Opinion
NO. 09-11-00260-CV
04-05-2012
On Appeal from the County Court at Law No. 1
Jefferson County, Texas
Trial Cause No. 117925
MEMORANDUM OPINION
In this restricted appeal, David Lynn Grant and David Quinton Grant appeal a no-answer default judgment awarding damages to Toni Thomas and Tony Bailentia for injuries sustained in an automobile collision.
Factual and Procedural Background
Appellees filed suit on February 3, 2011. On February 22, 2011, citations were filed with a return indicating both appellants were served with the petition. Appellants failed to file an answer. Appellees requested the court to enter a default judgment. At the default judgment hearing, appellees testified that appellant, David Quinton Grant, ran a stop sign, and collided with a vehicle in which they were passengers. Because of the accident, Toni Thomas received a back injury and an injury to her right knee. She testified that she still suffers pain from both injuries and is under a physician's care. She testified it appears she will continue to have pain in the future from these injuries. As a result of the accident, Tony Bailentia also received injuries to his back. He explained that he suffers from three pinched nerves, which cause numbness in both his feet. He testified that his physicians have been unable to heal his injuries and as a result, he anticipates that his pain would continue into the future. The trial court awarded appellees each $25,000 in unliquidated damages resulting from the collision.
Restricted Appeal
In a restricted appeal, a party can prevail only if the party establishes: (1) it filed notice of the appeal within six months after the trial court signed the judgment, (2) it was a party to the underlying lawsuit; (3) the party did not participate in the trial, did not timely file any postjudgment motions, and did not request findings of fact and conclusions of law; and (4) the error complained of is apparent on the face of the record. Alexander v. Lynda's Boutique, 134 S.W.3d 845, 848 (Tex. 2004). The "face of the record" includes all of the papers on file in the appeal, including the clerk's and reporter's record at the time of the default judgment.
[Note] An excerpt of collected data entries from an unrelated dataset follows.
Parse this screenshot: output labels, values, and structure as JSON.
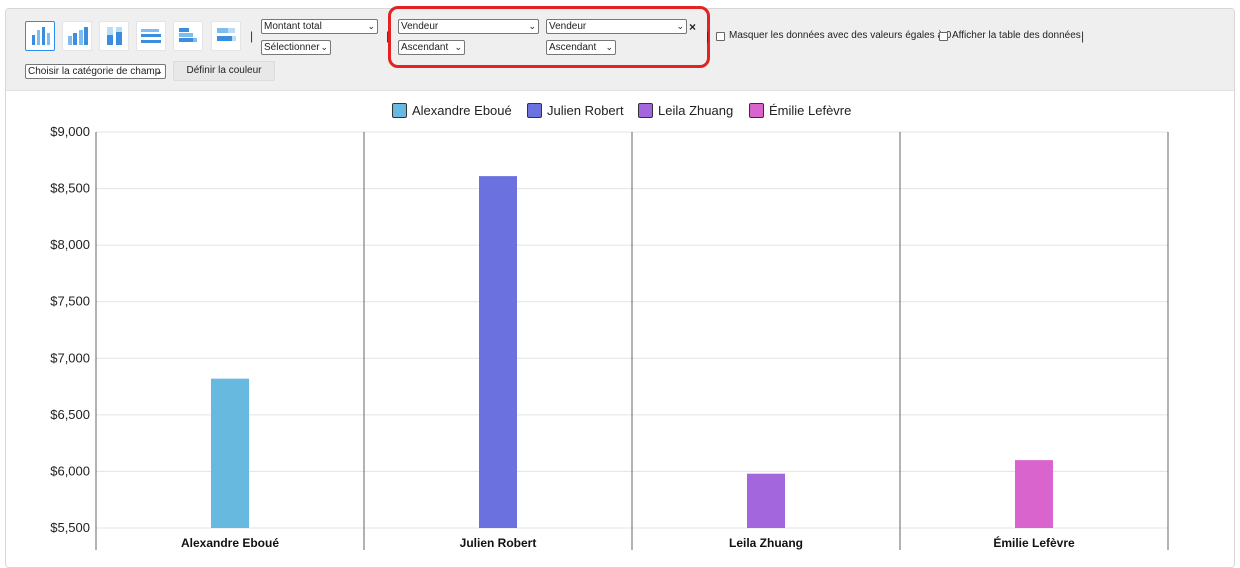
{
  "toolbar": {
    "chart_types": [
      {
        "icon": "vertical-bar-chart-icon",
        "active": true
      },
      {
        "icon": "vertical-grouped-bar-icon",
        "active": false
      },
      {
        "icon": "vertical-stacked-bar-icon",
        "active": false
      },
      {
        "icon": "horizontal-bar-chart-icon",
        "active": false
      },
      {
        "icon": "horizontal-grouped-bar-icon",
        "active": false
      },
      {
        "icon": "horizontal-stacked-bar-icon",
        "active": false
      }
    ],
    "measure_select": "Montant total",
    "aggregate_select": "Sélectionner",
    "sort_field_1": "Vendeur",
    "sort_order_1": "Ascendant",
    "sort_field_2": "Vendeur",
    "sort_order_2": "Ascendant",
    "remove_label": "×",
    "hide_zero_label": "Masquer les données avec des valeurs égales à 0",
    "show_table_label": "Afficher la table des données",
    "category_select": "Choisir la catégorie de champ",
    "set_color_label": "Définir la couleur",
    "separator": "|"
  },
  "chart_data": {
    "type": "bar",
    "categories": [
      "Alexandre Eboué",
      "Julien Robert",
      "Leila Zhuang",
      "Émilie Lefèvre"
    ],
    "values": [
      6820,
      8610,
      5980,
      6100
    ],
    "colors": [
      "#67b9e0",
      "#6b71de",
      "#a366dc",
      "#d964ce"
    ],
    "legend": [
      "Alexandre Eboué",
      "Julien Robert",
      "Leila Zhuang",
      "Émilie Lefèvre"
    ],
    "legend_position": "top-center",
    "ylim": [
      5500,
      9000
    ],
    "yticks": [
      5500,
      6000,
      6500,
      7000,
      7500,
      8000,
      8500,
      9000
    ],
    "ytick_labels": [
      "$5,500",
      "$6,000",
      "$6,500",
      "$7,000",
      "$7,500",
      "$8,000",
      "$8,500",
      "$9,000"
    ],
    "grid": true
  }
}
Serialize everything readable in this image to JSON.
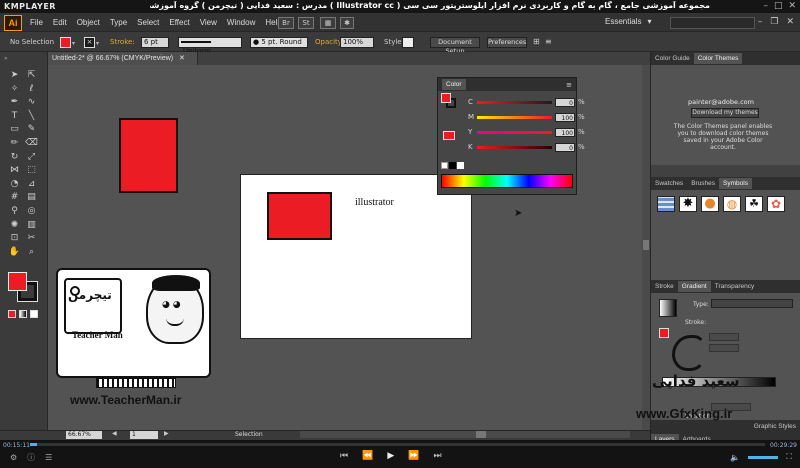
{
  "player": {
    "logo": "KMPLAYER",
    "video_title": "مجموعه آموزشی جامع ، گام به گام و کاربردی نرم افزار ایلوستریتور سی سی ( Illustrator cc ) مدرس : سعید فدایی ( تیچرمن ) گروه آموزشی پادشاه گرافیست ها",
    "time_current": "00:15:11",
    "time_total": "00:29:29",
    "progress": 0.01
  },
  "menubar": {
    "logo": "Ai",
    "items": [
      "File",
      "Edit",
      "Object",
      "Type",
      "Select",
      "Effect",
      "View",
      "Window",
      "Help"
    ],
    "bridge_label": "Br",
    "stock_label": "St",
    "workspace": "Essentials"
  },
  "controlbar": {
    "selection_label": "No Selection",
    "stroke_label": "Stroke:",
    "stroke_weight": "6 pt",
    "profile": "Uniform",
    "brush": "5 pt. Round",
    "opacity_label": "Opacity:",
    "opacity": "100%",
    "style_label": "Style:",
    "document_setup": "Document Setup",
    "preferences": "Preferences"
  },
  "document": {
    "tab_title": "Untitled-2* @ 66.67% (CMYK/Preview)",
    "artboard_text": "illustrator"
  },
  "color_panel": {
    "title": "Color",
    "sliders": [
      {
        "label": "C",
        "value": "0",
        "unit": "%"
      },
      {
        "label": "M",
        "value": "100",
        "unit": "%"
      },
      {
        "label": "Y",
        "value": "100",
        "unit": "%"
      },
      {
        "label": "K",
        "value": "0",
        "unit": "%"
      }
    ]
  },
  "right_panels": {
    "top_tabs": [
      "Color Guide",
      "Color Themes"
    ],
    "adobe_email": "painter@adobe.com",
    "download_button": "Download my themes",
    "themes_note": "The Color Themes panel enables you to download color themes saved in your Adobe Color account.",
    "mid_tabs": [
      "Swatches",
      "Brushes",
      "Symbols"
    ],
    "lower_tabs": [
      "Stroke",
      "Gradient",
      "Transparency"
    ],
    "type_label": "Type:",
    "stroke_label": "Stroke:",
    "location_label": "Location:",
    "graphic_styles_tab": "Graphic Styles",
    "bottom_tabs": [
      "Layers",
      "Artboards"
    ]
  },
  "statusbar": {
    "zoom": "66.67%",
    "page": "1",
    "mode": "Selection"
  },
  "watermark": {
    "brand_fa": "تیچرمن",
    "brand_en": "Teacher Man",
    "url_left": "www.TeacherMan.ir",
    "name_right_fa": "سعید فدایی",
    "url_right": "www.GfxKing.ir"
  },
  "colors": {
    "fill_red": "#ec1c24",
    "accent_orange": "#ff9a00",
    "canvas_gray": "#535353"
  }
}
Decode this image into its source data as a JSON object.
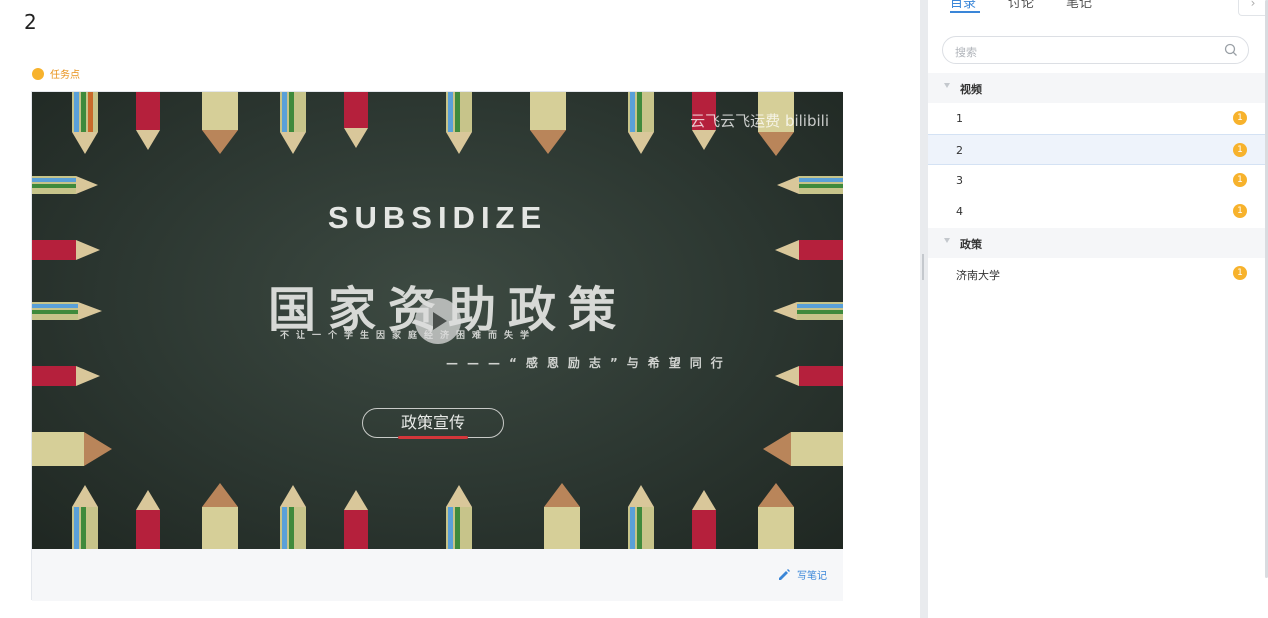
{
  "main": {
    "title": "2",
    "task_point_label": "任务点",
    "video": {
      "watermark": "云飞云飞运费 bilibili",
      "english_title": "SUBSIDIZE",
      "headline": "国家资助政策",
      "subline": "不让一个学生因家庭经济困难而失学",
      "motto": "———“感恩励志”与希望同行",
      "policy_label": "政策宣传"
    },
    "write_note_label": "写笔记"
  },
  "sidebar": {
    "tabs": [
      {
        "label": "目录"
      },
      {
        "label": "讨论"
      },
      {
        "label": "笔记"
      }
    ],
    "collapse_icon": "›",
    "search_placeholder": "搜索",
    "groups": [
      {
        "label": "视频",
        "items": [
          {
            "label": "1",
            "badge": "1"
          },
          {
            "label": "2",
            "badge": "1"
          },
          {
            "label": "3",
            "badge": "1"
          },
          {
            "label": "4",
            "badge": "1"
          }
        ]
      },
      {
        "label": "政策",
        "items": [
          {
            "label": "济南大学",
            "badge": "1"
          }
        ]
      }
    ]
  },
  "colors": {
    "accent": "#3a86d8",
    "badge": "#f7b22c",
    "chalkboard": "#2c3731"
  }
}
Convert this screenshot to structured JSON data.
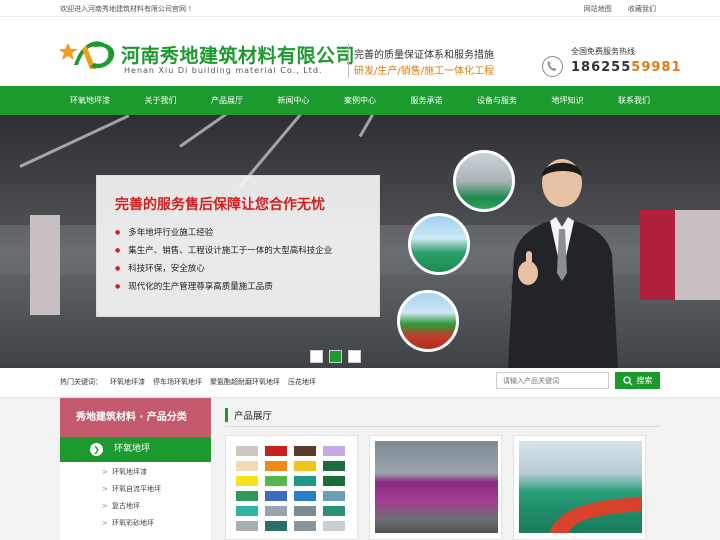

See Norman Commc'ns v. Tex. Eastman Co., 955 S.W.2d 269, 270 (Tex. 1997); Laas v. Williamson, 156 S.W.3d 854, 857 (Tex. App.—Beaumont 2005, no pet.). The only issue in this restricted appeal concerns whether error is apparent on the face of the record.
Appellants appear to contest their liability by arguing that they did not run into appellees' vehicle, but rather the vehicle in which appellees were passengers, ran into the vehicle driven by David Quinton Grant. A default judgment on an unliquidated claim admits all allegations of fact alleged in the petition except the amount of damages. Morgan v. Compugraphic Corp., 675 S.W.2d 729, 731 (Tex. 1984); see also Holt Atherton Indus., Inc. v. Heine, 835 S.W.2d 80, 83 (Tex. 1992). Because appellants failed to answer the petition, the trial court awarded appellees a default judgment; therefore, all assertions made in the appellee's petition are thus admitted as fact. Appellants do not contest the evidence supporting the causal nexus between the collision and appellees' alleged injuries, nor do they contest the evidence presented in support of the trial court's award of unliquidated damages.
In their petition, appellees alleged that David Quinton Grant negligently ran a stop sign and collided with the vehicle in which appellees were passengers. Appellees further alleged they received injuries that were proximately caused by this negligent act. Appellees alleged that David Lynn Grant owned the vehicle operated by David Quinton Grant and had negligently entrusted his vehicle to a reckless driver. Both appellees alleged physical pain and suffering in the past and future, as well as mental anguish in the past and future. We find that appellants' failure to file an answer to appellee's petition conclusively established their liability.
Appellants further argue that they are entitled to a new trial because their failure to file an answer was due to their lack of understanding of the legal terms used in the papers that were served them. There is no evidence in the record that appellants did not understand the documents they received, nor is there any evidence that they tried in any way to get help in understanding the documents or citations. Moreover, the citations informed appellants that they had been sued, and that they must answer the suit or risk a default judgment. We find appellants' argument without merit. See In re R.R., 209 S.W.3d 112, 115 (Tex. 2006). Further, because a restricted appeal is limited to error apparent on the face of the record, we have no latitude to review any issue related to the facts and circumstances surrounding appellants' alleged misunderstanding of the citations they received.
Having concluded that no error appears on the face of the record, we affirm the trial court's default judgment.
AFFIRMED.
CHARLES KREGER
Justice
Before McKeithen, C.J., Gaultney and Kreger, JJ.